The Hobbit: An Unexpected Journey | Film reviews, news & interviews
The Hobbit: An Unexpected Journey
Peter Jackson's misconceived film turns a much-loved classic into a reluctant epic
JRR Tolkien’s The Hobbit has always been the answer to those who rail at the self-consciously epic scale and bombast of The Lord of the Rings; it is the perfect Tolkien primer, an introduction to Middle Earth that is humorous and boisterous, doesn’t take its heroes too seriously, moves along at a good clip and is no less a glorious adventure for its levity.
It is also a modest single volume. How ironic, then, that director Peter Jackson should take that very lightness away from it, ignore the fact that it was written for children, and impose his own grandiose design. The hubris is mind-boggling.
Not content with the nine hours of his Lord of the Rings trilogy (which succeeded, despite its self-indulgence) Jackson has now decided that he needs another three films to tell The Hobbit; more than that, this initial instalment is just shy of three hours – surely enough in itself to adapt the whole, but no, merely covering six chapters. And so the tale of Bilbo Baggins has become a baggy affair indeed.

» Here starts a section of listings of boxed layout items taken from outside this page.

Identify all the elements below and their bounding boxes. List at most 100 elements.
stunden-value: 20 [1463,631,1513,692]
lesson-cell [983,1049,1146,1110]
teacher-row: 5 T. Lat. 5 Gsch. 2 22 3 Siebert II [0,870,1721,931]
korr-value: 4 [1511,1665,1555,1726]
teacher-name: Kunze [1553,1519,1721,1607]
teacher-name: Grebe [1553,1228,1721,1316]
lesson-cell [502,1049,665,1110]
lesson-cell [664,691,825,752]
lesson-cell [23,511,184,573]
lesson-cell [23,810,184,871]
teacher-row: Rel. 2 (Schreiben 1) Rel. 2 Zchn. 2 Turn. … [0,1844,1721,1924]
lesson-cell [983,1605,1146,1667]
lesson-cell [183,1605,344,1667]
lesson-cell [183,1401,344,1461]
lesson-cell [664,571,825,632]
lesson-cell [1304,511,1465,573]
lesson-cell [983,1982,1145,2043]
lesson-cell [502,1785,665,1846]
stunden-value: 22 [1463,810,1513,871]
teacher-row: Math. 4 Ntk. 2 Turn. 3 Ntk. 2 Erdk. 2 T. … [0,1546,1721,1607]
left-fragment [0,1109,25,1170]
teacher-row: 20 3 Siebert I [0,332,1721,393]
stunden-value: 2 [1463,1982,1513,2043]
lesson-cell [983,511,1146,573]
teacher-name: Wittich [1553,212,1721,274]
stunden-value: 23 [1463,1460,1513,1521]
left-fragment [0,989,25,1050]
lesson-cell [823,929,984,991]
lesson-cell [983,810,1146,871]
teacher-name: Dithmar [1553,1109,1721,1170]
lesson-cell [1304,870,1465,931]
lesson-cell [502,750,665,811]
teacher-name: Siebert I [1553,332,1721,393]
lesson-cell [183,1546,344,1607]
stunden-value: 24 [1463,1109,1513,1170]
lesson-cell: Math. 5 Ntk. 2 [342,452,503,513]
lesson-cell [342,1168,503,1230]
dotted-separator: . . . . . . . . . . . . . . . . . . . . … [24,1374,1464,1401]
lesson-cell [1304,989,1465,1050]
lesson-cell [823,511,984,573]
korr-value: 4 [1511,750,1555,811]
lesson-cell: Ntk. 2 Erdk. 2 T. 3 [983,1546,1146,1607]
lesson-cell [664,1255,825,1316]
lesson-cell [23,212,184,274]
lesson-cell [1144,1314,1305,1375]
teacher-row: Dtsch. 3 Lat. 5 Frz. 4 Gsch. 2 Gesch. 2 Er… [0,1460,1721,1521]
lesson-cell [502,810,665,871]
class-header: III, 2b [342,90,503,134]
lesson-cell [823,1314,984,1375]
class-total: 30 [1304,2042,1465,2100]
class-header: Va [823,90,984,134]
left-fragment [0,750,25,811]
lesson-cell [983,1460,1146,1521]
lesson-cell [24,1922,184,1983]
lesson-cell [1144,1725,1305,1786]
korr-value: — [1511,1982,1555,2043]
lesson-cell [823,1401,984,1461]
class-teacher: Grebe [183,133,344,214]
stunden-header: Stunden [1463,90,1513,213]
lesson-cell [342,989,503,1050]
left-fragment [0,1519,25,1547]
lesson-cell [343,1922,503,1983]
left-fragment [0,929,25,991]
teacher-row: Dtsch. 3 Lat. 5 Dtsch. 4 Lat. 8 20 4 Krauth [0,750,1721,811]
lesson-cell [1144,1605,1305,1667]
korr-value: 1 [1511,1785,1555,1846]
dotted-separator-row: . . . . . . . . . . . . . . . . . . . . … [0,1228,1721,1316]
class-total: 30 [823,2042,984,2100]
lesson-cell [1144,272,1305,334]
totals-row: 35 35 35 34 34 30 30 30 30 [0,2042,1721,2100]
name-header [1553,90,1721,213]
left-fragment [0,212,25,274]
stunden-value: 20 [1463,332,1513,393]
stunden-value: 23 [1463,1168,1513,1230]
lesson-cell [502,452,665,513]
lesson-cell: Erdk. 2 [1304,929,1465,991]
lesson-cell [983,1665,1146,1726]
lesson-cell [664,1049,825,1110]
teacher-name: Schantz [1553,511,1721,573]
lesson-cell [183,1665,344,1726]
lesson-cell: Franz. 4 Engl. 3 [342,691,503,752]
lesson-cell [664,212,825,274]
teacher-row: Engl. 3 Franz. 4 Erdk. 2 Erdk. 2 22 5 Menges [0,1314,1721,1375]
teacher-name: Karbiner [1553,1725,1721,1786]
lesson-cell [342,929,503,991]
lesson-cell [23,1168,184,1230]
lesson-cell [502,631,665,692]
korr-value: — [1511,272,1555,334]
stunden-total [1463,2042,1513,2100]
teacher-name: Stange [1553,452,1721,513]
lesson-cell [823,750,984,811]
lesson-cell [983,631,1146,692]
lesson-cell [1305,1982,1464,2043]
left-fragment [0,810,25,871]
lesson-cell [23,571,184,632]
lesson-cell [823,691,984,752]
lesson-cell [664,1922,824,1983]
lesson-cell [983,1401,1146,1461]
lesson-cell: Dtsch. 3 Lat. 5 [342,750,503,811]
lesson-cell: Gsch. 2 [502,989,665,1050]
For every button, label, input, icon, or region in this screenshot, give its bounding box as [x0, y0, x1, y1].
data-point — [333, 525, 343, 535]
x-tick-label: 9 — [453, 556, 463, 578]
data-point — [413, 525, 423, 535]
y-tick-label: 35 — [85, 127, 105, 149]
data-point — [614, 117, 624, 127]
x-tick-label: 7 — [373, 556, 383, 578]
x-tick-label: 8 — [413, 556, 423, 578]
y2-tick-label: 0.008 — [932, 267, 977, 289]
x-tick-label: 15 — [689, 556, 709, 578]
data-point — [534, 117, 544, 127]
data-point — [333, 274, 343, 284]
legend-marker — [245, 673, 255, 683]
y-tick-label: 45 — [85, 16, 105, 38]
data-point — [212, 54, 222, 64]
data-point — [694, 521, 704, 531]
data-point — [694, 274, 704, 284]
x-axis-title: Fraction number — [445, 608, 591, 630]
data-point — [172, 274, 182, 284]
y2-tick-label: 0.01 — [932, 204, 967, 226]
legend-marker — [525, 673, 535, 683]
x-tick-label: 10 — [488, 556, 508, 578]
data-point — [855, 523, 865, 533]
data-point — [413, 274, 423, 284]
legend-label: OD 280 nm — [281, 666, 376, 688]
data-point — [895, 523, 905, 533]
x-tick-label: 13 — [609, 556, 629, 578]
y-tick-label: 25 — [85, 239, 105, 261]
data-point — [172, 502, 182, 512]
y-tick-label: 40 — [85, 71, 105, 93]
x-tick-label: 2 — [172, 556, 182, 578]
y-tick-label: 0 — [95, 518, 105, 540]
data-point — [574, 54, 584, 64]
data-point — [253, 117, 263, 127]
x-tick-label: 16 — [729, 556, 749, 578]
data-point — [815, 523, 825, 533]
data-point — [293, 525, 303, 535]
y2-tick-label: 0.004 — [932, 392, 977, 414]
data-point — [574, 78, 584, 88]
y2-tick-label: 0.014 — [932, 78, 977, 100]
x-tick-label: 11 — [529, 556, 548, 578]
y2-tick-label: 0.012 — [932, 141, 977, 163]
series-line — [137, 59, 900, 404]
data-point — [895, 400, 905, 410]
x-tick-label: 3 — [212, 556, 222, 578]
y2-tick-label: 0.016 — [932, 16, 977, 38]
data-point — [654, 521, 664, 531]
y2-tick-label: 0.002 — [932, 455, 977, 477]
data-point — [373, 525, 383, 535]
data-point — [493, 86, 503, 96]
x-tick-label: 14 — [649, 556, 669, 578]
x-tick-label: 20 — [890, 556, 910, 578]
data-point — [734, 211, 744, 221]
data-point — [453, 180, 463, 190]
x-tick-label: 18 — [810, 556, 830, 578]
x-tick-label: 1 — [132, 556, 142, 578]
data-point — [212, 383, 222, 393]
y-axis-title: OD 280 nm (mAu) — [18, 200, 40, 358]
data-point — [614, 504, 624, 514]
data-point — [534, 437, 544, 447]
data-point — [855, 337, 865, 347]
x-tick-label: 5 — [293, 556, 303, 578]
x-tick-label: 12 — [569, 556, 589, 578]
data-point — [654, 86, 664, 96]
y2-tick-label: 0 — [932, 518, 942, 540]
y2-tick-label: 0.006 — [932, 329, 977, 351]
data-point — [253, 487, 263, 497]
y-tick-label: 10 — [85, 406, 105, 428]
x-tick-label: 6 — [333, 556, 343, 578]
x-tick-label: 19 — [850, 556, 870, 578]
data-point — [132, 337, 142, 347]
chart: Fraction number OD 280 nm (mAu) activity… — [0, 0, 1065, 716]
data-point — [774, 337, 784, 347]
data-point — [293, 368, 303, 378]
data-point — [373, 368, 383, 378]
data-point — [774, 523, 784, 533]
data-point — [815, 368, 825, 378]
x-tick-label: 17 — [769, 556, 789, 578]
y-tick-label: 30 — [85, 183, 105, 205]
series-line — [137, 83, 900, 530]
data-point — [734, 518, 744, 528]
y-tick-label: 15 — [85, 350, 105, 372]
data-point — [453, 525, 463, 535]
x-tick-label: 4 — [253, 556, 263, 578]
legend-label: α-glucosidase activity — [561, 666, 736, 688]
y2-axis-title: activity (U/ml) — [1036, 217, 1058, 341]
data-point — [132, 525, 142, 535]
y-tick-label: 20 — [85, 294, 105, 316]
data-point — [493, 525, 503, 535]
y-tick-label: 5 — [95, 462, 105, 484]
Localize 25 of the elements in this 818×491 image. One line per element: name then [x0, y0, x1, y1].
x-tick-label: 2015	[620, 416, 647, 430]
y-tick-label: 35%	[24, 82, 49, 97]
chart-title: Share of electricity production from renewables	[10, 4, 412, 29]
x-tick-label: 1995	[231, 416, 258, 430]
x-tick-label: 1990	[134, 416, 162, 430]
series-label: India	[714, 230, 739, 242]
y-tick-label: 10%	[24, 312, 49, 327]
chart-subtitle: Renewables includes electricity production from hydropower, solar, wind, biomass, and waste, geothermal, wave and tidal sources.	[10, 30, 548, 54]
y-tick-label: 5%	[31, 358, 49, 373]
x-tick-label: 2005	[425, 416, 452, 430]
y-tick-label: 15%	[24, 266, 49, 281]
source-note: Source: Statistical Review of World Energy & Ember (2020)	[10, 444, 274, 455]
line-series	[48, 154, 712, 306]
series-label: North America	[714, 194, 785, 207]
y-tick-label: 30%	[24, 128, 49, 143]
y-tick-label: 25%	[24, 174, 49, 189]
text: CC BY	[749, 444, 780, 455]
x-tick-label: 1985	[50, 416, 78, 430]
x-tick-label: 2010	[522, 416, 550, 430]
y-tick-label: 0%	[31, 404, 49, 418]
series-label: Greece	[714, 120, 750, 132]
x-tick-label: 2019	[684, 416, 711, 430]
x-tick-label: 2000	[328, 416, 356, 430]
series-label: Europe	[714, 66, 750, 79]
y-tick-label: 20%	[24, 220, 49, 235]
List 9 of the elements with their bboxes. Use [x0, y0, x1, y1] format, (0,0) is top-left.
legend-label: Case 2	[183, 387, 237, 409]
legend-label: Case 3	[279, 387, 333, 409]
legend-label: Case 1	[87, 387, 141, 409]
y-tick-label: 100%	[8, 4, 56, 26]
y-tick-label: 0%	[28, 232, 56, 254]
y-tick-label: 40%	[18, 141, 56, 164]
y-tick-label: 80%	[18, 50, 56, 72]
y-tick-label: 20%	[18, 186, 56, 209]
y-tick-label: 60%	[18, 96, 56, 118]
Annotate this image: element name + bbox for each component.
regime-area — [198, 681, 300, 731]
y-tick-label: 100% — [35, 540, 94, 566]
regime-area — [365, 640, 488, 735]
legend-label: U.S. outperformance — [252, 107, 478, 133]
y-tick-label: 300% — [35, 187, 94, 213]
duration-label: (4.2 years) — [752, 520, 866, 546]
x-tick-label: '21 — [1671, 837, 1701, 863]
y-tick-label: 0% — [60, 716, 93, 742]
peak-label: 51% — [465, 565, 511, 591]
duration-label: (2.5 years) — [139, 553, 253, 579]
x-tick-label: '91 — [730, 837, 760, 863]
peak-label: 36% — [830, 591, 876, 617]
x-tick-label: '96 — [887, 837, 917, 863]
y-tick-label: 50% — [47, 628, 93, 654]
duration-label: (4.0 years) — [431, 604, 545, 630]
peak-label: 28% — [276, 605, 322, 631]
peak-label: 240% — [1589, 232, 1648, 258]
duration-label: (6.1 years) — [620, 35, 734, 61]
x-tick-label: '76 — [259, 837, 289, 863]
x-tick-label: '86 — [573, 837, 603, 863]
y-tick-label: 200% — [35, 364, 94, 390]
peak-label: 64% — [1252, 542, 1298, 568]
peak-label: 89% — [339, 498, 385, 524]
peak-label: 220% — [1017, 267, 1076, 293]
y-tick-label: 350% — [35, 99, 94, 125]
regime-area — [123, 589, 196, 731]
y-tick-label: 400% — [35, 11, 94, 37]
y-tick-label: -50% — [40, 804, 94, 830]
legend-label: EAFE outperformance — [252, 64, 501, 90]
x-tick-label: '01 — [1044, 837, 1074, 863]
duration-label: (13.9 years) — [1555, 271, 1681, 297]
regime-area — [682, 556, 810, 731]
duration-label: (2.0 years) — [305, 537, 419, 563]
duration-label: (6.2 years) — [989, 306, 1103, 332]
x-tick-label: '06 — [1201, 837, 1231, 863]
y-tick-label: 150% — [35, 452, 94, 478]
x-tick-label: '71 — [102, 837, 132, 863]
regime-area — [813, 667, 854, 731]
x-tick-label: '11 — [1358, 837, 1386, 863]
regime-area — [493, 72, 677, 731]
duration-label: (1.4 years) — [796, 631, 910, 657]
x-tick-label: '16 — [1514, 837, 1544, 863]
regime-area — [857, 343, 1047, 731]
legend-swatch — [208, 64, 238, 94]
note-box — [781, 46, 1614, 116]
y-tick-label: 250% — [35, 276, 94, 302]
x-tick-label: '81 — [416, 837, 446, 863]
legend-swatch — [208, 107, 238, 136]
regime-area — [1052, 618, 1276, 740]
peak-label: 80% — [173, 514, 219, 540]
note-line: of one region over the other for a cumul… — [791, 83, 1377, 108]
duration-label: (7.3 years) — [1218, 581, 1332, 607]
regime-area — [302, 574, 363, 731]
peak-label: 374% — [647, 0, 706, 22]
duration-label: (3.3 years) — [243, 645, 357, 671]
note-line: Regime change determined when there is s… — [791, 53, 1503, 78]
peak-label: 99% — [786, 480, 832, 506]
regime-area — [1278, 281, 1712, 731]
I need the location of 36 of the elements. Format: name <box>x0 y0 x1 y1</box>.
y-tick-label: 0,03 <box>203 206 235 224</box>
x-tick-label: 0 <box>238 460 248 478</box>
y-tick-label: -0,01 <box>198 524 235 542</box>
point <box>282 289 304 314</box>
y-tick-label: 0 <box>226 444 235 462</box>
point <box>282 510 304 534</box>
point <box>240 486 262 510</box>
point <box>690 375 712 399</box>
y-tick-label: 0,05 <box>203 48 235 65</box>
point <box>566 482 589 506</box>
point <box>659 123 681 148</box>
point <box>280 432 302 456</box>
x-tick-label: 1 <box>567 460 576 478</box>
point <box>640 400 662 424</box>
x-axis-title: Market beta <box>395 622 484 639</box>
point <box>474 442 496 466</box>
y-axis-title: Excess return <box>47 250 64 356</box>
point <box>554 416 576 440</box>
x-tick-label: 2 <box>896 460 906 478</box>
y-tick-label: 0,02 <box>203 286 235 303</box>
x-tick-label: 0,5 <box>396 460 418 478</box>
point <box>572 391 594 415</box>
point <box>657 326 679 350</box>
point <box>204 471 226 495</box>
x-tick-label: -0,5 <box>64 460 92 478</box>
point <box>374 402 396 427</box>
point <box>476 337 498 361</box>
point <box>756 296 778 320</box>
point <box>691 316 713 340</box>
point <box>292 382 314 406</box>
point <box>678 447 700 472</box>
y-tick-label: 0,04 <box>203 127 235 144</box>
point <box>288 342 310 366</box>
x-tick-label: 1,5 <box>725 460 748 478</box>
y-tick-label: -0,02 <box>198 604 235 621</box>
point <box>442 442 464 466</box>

The novel concerns the adventures of the sedate and initially reticent hobbit Bilbo (Martin Freeman, pictured), enlisted by the wizard Gandalf (Ian McKellen) to aid a group of dwarves to recover their stolen gold from the dragon Smaug, who destroyed and now occupies their home in the Lonely Mountain. En route they encounter elves, goblins, trolls, wolves, eagles and men, some friend, some foe, and Bilbo’s ingenuity and increasing pluck frequently spare the blushes of his comically inept employers.
More than enough there. But Jackson and his fellow screenwriters have decided to join the dots between Bilbo’s adventure and that of his cousin Frodo 60 years later in The Lord of the Rings, using Tolkien’s appendices to the trilogy.
Thus An Unexpected Journey features a great many unexpected storylines, with Ian Holm and Elijah Wood reprising their roles as the older Bilbo and the young Frodo, Christopher Lee and Cate Blanchett theirs as white wizard Saruman and the elf Galadriel. There are also legions of orcs. Now orcs do not feature in the book at all, and the presence here of these terrifying creatures ensures that Jackson’s departure from his source is not just one of length, but of tone; this is no longer a story for children, unless their parents want them to have nightmares.
The super-crisp image is strikingly real, so much so that it feels strange in the cinema
The filmmakers make yet another modulation: whereas Tolkien’s dwarves, led by Thorin Oakenshield (Richard Armitage), are greedy little blighters who just want their gold back, and only discover their true mettle at the end of the book, here they are immediately heroic warriors whose quest is to regain their home from the dragon. For the most part, we are denied the comedy of their foibles and mishaps, another example of the book’s great sweetness being denuded.
Much has been made of the director’s decision to shoot in 3D and, in particular, at 48 frames a second, twice the usual speed. And this too seems a misstep. The super-crisp image is strikingly real, so much so that it feels strange in the cinema; when accompanied by moribund pacing and a ponderously twee soundtrack, the overall effect is of watching TV, immersion denying us fantasy and the role of our imaginations.
The film has its moments: story-telling and special effects hit their marks in the scenes involving the trolls (including one who disgustingly mistakes Bilbo for his handkerchief) and the stone giants; Freeman, an Everyman with impeccable comic timing, was born to play Bilbo, and McKellen’s Gandalf is as mighty and mischievous as ever.
The film’s best sequence involves Bilbo’s meeting with the scheming and sinister Gollum, again played brilliantly by Andy Serkis. Their game of riddles, Gollum’s prize if he wins being to eat the hobbit, is wonderfully acted and suspenseful. As ever, Gollum steals the show.
Nevertheless, The Hobbit seems hugely misconceived, with our having to wait two more films, and two more years for its conclusion. Bilbo calls his memoirs There and Back Again. Do we really want to buy a return ticket?